Why "Universal" means "Equally bad."
So you go to the store to buy needles for your sewing machine. You are going to find one of two things: a few "Universal" needles, or a large section with dozens of needle types.
"None of these say my machine brand on them," you think. "What do these numbers mean?"
I'm here to help you out!
It turns out that needles for sewing machines have amazing specialties to help make the work easier.
Ball point/Jersey: these needles have a rounded 'ball' point so that they don't accidentally cut the threads in a knit fabric. Ever cut a thread in a sweater? We don't want that to happen in a knit fabric either. Knits are used for t-shirts, Sweatshirts and the like.
Sharp/Microtex Sharp: My Beloved. If you sew on any woven fabric, and see "puckers" along your seam, you're not using a Sharp needle. Developed for micro-textiles, these are brilliant for printed quilting cotton, satin, woven silk, and the like.

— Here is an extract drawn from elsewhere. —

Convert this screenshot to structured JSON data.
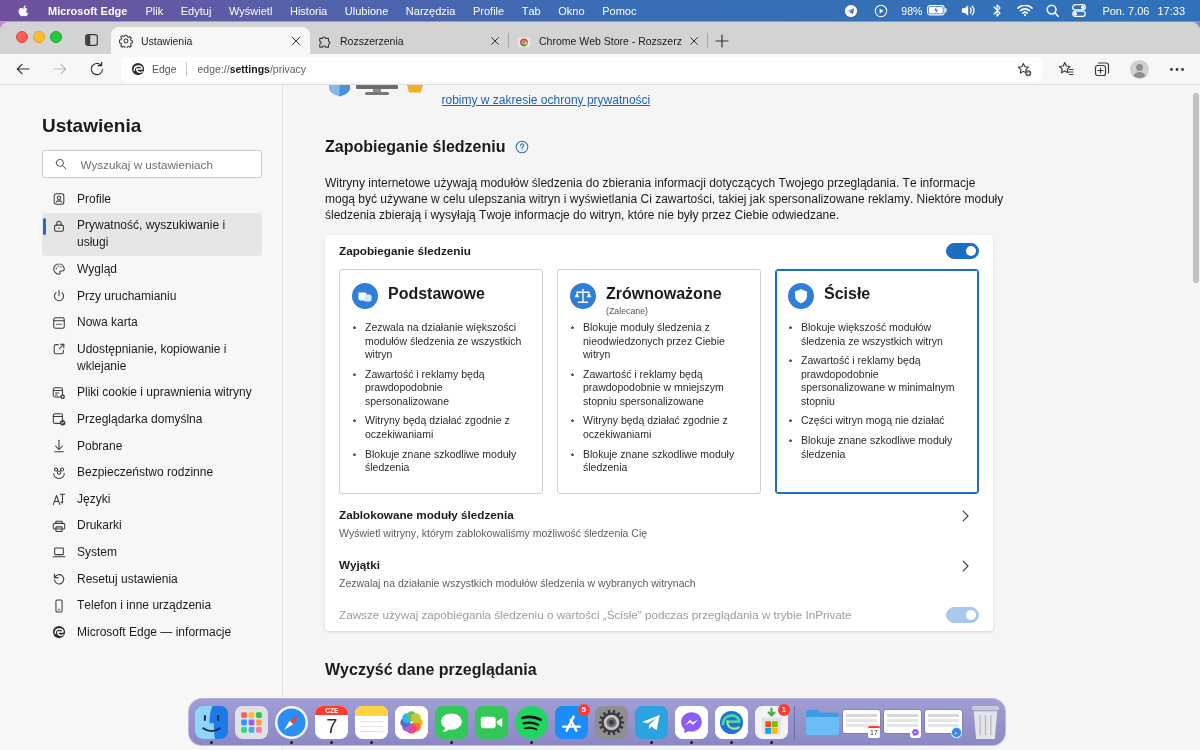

Jeans/Denim: larger eye, bladed tip. The Sharp is a stiletto; a Denim needle is a sword. The bladed tip makes it easier for your machine to power through densely woven fabrics like canvas, upholstery fabrics, brocade, and old-fashioned denim.
Stretch: this needle is designed to sew on Elastic fabrics with minimal skipped stitches. Spandex and Lycra can stretch so well that they're carried by the needle into the bobbin area of the machine, preventing the stitch from completing. Stretch needles pass through the fabric easier without punching holes.
Quilting: Yep! There's a needle for this! Great for piecing, these really shine while sewing through the layers of fabric and batting. They make free lotion quilting a lot easier, and you won't have to fiddle with the tensions as much!
Leather: perfect for Vinyl, pleather 'vegan' leather, actual leather, and suede, this needle is like a Denim needle with a twist; a twisted blade, that is. It makes a perfectly round hole to prevent the dreaded "Tear along the dotted line" effect.
Metallic: yes, all needles are made of metal, but this type is gentle to metallic threads for decorative work.
Topstitch: this needle has an extra large eye and groove to accommodate heavier threads. Great for high-contrast visible topstitching with heavier threads.
There are others, but this is a good place to start. "Universal" needles don't have any of the specialized features listed above. They aren't sharp, aren't ball-pointed either. They have an average sized eye and groove.
They will sew. They will form a stitch, and they can be a lifesaver when you're not sure what kind of needle to use because you're sewing with more than one challenging fabric simultaneously. However, they aren't "good at" anything. They're kind of "equally bad" at everything.
Do yourself and your sewing machine a favor: Use the right needle for the right project.
One final pro tip: change your needle every 8 hours or so of actual sewing, or at the beginning of every major project.